En Turquie, premier pays d’accueil de réfugiés au monde avec au moins 3,7 millions de Syriens enregistrés, le contrôle des frontières est aussi une affaire politique. En mars 2016, l’Union européenne et la Turquie ont signé un accord qui engage cette dernière à garder les réfugiés chez elle en échange d’un soutien financier de plusieurs milliards d’euros. Ce "pacte migratoire" est toujours en vigueur mais la Turquie, depuis le début, l’utilise pour faire pression sur les dirigeants européens. Et elle est d’autant plus consciente qu’il s’agit d’un moyen de pression que cet accord a été signé pour répondre à la crise migratoire de 2015, quand des centaines de milliers de personnes étaient entrées en Europe depuis le territoire turc.

En Turquie, les réfugiés syriens contribuent aussi à l'économie du pays

Alors en effet, la Turquie a rempli sa part du contrat, puisque les départs ont considérablement diminué après la signature. Mais le président Erdogan a aussi fait savoir très tôt qu’il pourrait rouvrir les frontières s’il estimait que l’Europe ne l’aidait pas assez. C’est ce qu’il a fait – ou tenté de faire – en février 2020. Des milliers de migrants ont accouru à la frontière terrestre entre la Turquie et la Grèce quand Tayyip Erdogan a prétendu que les portes de l’Europe étaient ouvertes. En réalité, très peu ont réussi à passer par la route. Reste la voie maritime – celle qui a déjà tellement tué. Mais si Recep Tayyip Erdogan ordonnait à ses garde-côtes de fermer les yeux sur les passages en mer Egée, il aurait du mal à se justifier du drame humain qui en découlerait.

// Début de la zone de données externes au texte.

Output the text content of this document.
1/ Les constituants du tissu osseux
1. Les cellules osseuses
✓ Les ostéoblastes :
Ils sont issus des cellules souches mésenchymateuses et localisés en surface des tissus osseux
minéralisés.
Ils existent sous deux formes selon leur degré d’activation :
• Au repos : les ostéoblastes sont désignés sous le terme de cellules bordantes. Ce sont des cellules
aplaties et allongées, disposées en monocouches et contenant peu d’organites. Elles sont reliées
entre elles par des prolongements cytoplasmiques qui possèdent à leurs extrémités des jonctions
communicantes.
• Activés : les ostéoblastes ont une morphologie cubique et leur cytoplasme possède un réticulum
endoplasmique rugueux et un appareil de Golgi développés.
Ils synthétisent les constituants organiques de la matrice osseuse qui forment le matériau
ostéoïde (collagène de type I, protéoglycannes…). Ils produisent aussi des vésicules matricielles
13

Le président turc accuse l’Europe de ne pas encore avoir versé la totalité des six milliards d’euros promis, tandis qu’Ankara aurait dépensé des dizaines de milliards d’euros pour accueillir les Syriens. Pour mieux mettre en avant leur générosité, les autorités turques ont en effet tendance à présenter les Syriens comme un fardeau qu’elles porteraient seules ou presque.

Il est très rare que des officiels soulignent la contribution des réfugiés à l’économie. Or cette contribution est réelle. L’Union des chambres et des bourses de Turquie estime par exemple que les Syriens ont investi environ 7 millions de dollars dans des entreprises turques sur les trois premiers mois de l'année. Selon les derniers chiffres officiels, près de 14 000 sociétés établies en Turquie ne comptent que des associés syriens. Quand on discute avec eux, les entrepreneurs, les commerçants et même les salariés syriens qui travaillent ici légalement regrettent que la Turquie les présente uniquement comme une charge, alors qu’ils payent des impôts, créent de la richesse et consomment comme les Turcs. Les Syriens sont nombreux à estimer qu’un changement de discours aiderait à améliorer leur image dans l’opinion publique, globalement très hostile à leur présence.